Classe Flyvefisken (Standardflex 300 or SF300)
Informations clés
| Pays d'origine | 🇩🇰 Danemark |
| Catégorie | Navire de patrouille |
| Sous-type | Patrouilleur |
| Fabricant | |
| Année de mise en service | 1989 |
| Unités | P550 Flyvefisken, P551 Hajen, P552 Havkatten, P553 Laxen, P554 Makrelen, P555 Støren, P556 Sværdfisken, P557 Glenten, P558 Gribben, P559 Lommen, P560 Ravnen, P561 Skaden, P562 Viben, P563 Søløven |
Spécifications techniques
| Déplacement | 450 tonnes |
| Portée | 3860 km |
| Équipage | 29 membres |
| Largeur | 9,0 m (29,5 ft) |
| Longueur | 54,0 m (177,2 ft) |
| Propulsion | 1 × General Electric LM500 gas turbine 4,066 kW (5,453 hp), 2 × MTU 16V 396TB94 diesels 4,226 kW (5,667 hp) total, 1 × auxiliary GM 12V-71 diesel 373 kW (500 hp) hydraulic propulsion |
| Armement |
|
| Vitesse maximale | 30 nœuds |
Description
La classe Flyvefisken, également désignée Standard Flex 300 ou SF300, a été développée pour la Marine royale danoise afin de remplacer les torpilleurs de la classe Søløven, les dragueurs de mines côtiers de la classe Sund et les patrouilleurs de défense côtière de la classe Daphne. Quatorze unités ont été construites entre 1985 et 1995, le premier bâtiment étant entré en service en 1989.
La conception repose sur le système modulaire StanFlex, qui associe une coque standardisée à des systèmes d'armes et de capteurs conteneurisés interchangeables. Ces conteneurs permettent de reconfigurer les navires pour différentes missions, généralement en moins de 48 heures. Un emplacement pour conteneur est situé sur la plage avant, et trois autres sur la plage arrière. La coque et la superstructure sont construites selon un principe de sandwich, avec des couches de fibre de verre recouvrant une âme en mousse de PVC à cellules fermées. Cette méthode de construction a été adoptée pour réduire les besoins de maintenance. Les navires sont configurés pour remplir quatre rôles principaux : la surveillance et la lutte contre la pollution, le combat, la lutte contre les mines et le mouillage de mines.

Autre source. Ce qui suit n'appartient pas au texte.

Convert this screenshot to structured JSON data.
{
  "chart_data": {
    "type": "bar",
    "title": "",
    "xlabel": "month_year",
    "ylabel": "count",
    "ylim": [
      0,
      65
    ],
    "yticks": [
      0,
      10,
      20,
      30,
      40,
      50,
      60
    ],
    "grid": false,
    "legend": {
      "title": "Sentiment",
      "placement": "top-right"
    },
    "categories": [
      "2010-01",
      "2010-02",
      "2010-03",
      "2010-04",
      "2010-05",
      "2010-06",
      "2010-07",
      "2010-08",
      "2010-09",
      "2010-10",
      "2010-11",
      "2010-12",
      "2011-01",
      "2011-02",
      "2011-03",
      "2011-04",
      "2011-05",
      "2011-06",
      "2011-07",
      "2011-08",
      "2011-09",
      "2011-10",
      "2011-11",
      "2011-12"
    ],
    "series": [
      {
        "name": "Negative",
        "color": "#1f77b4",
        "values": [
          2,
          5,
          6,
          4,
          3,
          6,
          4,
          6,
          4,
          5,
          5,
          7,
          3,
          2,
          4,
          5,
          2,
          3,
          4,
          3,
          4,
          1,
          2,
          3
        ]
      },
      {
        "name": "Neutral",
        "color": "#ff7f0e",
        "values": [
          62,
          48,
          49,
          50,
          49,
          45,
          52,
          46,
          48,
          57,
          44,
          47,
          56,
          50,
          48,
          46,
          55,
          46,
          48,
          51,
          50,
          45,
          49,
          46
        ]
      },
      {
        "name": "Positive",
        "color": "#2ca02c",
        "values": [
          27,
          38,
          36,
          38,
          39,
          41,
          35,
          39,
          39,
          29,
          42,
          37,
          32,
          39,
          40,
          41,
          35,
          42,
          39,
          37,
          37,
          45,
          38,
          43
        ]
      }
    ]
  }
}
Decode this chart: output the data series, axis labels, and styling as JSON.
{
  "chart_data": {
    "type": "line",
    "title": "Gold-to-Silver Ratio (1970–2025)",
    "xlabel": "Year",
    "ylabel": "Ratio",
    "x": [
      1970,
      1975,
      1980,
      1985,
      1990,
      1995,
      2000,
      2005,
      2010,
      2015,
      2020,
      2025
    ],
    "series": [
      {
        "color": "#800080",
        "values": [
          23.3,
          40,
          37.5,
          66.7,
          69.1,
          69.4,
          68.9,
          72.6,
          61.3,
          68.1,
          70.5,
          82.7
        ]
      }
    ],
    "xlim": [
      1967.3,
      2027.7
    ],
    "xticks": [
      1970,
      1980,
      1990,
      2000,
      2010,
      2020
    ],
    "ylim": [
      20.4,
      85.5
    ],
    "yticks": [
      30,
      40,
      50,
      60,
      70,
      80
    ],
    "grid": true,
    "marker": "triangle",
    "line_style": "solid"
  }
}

Dans son rôle de combat, cette classe utilise des missiles guidés plutôt que les tactiques de torpillage « hit-and-run » de ses prédécesseurs. Pour la lutte contre les mines, les bâtiments emploient des sonars à balayage latéral et des engins télécommandés (ROV) pour localiser et neutraliser les mines individuellement. Au sein de la marine danoise, les navires ont été produits en trois séries, présentant des variations dans leurs configurations de propulsion et de moteurs auxiliaires. La série 1 dispose d'une propulsion hydraulique, tandis que les séries 2 et 3 sont équipées de moteurs auxiliaires supplémentaires.
Cette classe a été exploitée par la Marine royale danoise, la Marine lituanienne et la Marine portugaise. La Lituanie a acquis quatre unités entre 2007 et 2016. Le Portugal a acheté cinq navires en 2014, les rebaptisant classe Tejo. Parmi ceux-ci, quatre ont été reconfigurés pour le service actif et un a servi de réserve de pièces détachées. Les bâtiments portugais sont chargés de la police de la zone économique exclusive (ZEE) près de Madère. En 2023, 13 marins affectés au NRP Mondego ont été démis de leurs fonctions après avoir refusé d'embarquer, invoquant des doutes sur la navigabilité du navire lors d'une mission de surveillance d'un bâtiment russe. Une unité danoise, le Søløven, a été convertie en bâtiment de soutien à la plongée en 2012.